Let's use WhatsApp

This is a post about messenger apps, privacy and data flow.

It is prompted by a discussion I had about which messenger app to use. The quick conclusion is that they all have issues, but some are better than others. I will not go through the different apps, but instead do an overview of how the data flows and the privacy implications.

In this post we will omit any issues related to transmission security, cryptographic implementations and device security. All of which are very relevant, complicated, and very difficult to get right.

Two basic designs: star and mesh

When talking about a system to send and receive messages, there are broadly speaking, two basic design topologies: star and mesh.

Star

With the star topology, your system looks like this,

You have multiple user, and when user A wants to send to user B, the process is

User A uses his app and send a message to the centralized server
The central server forwards the message to user B, who reads it on his app

Even though User C is using the same server, he will not be involved.

The “centralized server” will in reality be a lot of servers in one or more datacenters, but they are all operated by the same entity.

This is the model of e.g. messenger, signal, telegram and most other of the common messaging systems.

Mesh

In a mesh topology, we have multiple server operators, and data is only shared between the senders server and the recipients.

User A uses his app, and sends a message to his service provider (provider A)
Provider A forwards the message to user B’s service provider (provider B)
Provider B forwards the message to user B, who reads it using his app

User C is connecting through a completely different provider.

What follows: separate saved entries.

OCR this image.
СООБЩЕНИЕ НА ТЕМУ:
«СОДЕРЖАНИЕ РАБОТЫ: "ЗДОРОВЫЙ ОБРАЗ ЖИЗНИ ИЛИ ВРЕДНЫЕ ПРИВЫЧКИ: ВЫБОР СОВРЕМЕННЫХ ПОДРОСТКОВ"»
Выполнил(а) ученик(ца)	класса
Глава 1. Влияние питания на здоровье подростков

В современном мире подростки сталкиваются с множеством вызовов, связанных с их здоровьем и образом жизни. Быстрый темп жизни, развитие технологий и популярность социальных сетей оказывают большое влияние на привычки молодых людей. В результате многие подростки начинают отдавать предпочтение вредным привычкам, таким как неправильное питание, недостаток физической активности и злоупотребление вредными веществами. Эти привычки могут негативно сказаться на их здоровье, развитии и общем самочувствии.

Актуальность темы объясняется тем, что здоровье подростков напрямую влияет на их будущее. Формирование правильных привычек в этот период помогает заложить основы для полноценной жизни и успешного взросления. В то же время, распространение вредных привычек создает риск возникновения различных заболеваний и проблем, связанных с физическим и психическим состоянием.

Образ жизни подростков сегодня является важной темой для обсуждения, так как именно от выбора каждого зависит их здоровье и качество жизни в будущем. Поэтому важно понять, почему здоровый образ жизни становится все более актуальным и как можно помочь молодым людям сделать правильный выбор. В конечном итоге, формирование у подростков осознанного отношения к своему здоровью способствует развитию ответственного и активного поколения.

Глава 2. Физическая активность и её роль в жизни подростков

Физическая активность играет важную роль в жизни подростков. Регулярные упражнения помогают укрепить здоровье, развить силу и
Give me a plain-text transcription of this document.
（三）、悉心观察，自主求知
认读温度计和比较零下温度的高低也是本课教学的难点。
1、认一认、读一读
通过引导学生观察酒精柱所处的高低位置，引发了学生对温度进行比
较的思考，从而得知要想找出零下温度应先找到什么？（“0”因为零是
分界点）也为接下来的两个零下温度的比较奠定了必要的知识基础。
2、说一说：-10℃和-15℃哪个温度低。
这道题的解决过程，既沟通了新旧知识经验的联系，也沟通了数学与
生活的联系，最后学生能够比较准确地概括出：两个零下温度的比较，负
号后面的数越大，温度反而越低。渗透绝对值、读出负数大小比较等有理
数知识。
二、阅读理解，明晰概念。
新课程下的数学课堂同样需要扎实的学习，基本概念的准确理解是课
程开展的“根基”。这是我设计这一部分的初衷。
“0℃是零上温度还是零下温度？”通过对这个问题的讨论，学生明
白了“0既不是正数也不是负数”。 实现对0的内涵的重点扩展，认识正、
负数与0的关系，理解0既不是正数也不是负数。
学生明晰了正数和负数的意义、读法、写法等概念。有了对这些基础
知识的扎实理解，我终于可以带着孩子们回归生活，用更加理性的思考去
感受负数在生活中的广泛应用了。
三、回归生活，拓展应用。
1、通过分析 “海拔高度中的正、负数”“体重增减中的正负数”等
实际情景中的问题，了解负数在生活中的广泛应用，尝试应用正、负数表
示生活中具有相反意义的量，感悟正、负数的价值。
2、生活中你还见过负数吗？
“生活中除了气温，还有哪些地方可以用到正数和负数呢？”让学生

This is the model of emails, SMS and matrix.

A technical note about end-to-end encryption

The technical implementation of end-to-end encryption (E2E encryption) means that only users A and B can read messages send between them. This can be done with both models. In any case, you will still have metadata associated to sending and receiving messages.

As a side note, Governments are currently looking into how to make end-to-end encryption illegal. The implications are dire, and well outside the scope if this post.

It’s about the business model

Different companies will have different business models, but the prevailing one is to amass a lot of users, and then sell ads and/or user data. Perhaps, some sort of premium subscription is offered to avoid ads.

This model is only meaningful with a centralized system for attention and data collection. You have the added benefit of network effects, where lots of users will make the service more attractive, and you can implement easy entry/difficult exit to make people and customers stay longer. Vendor lock-in is also strong.

Building mesh style systems require a radically different business model. This could be payed subscriptions, grants, support contracts or similar. Emails is a very old invention from before the current internet, and SMS/telephone are very hardware focused, so these messenger system follow a different logic than what we see being used and developed for the internet today.

What about privacy?

To me, this is closely related to the question of trust. Will my data be misused?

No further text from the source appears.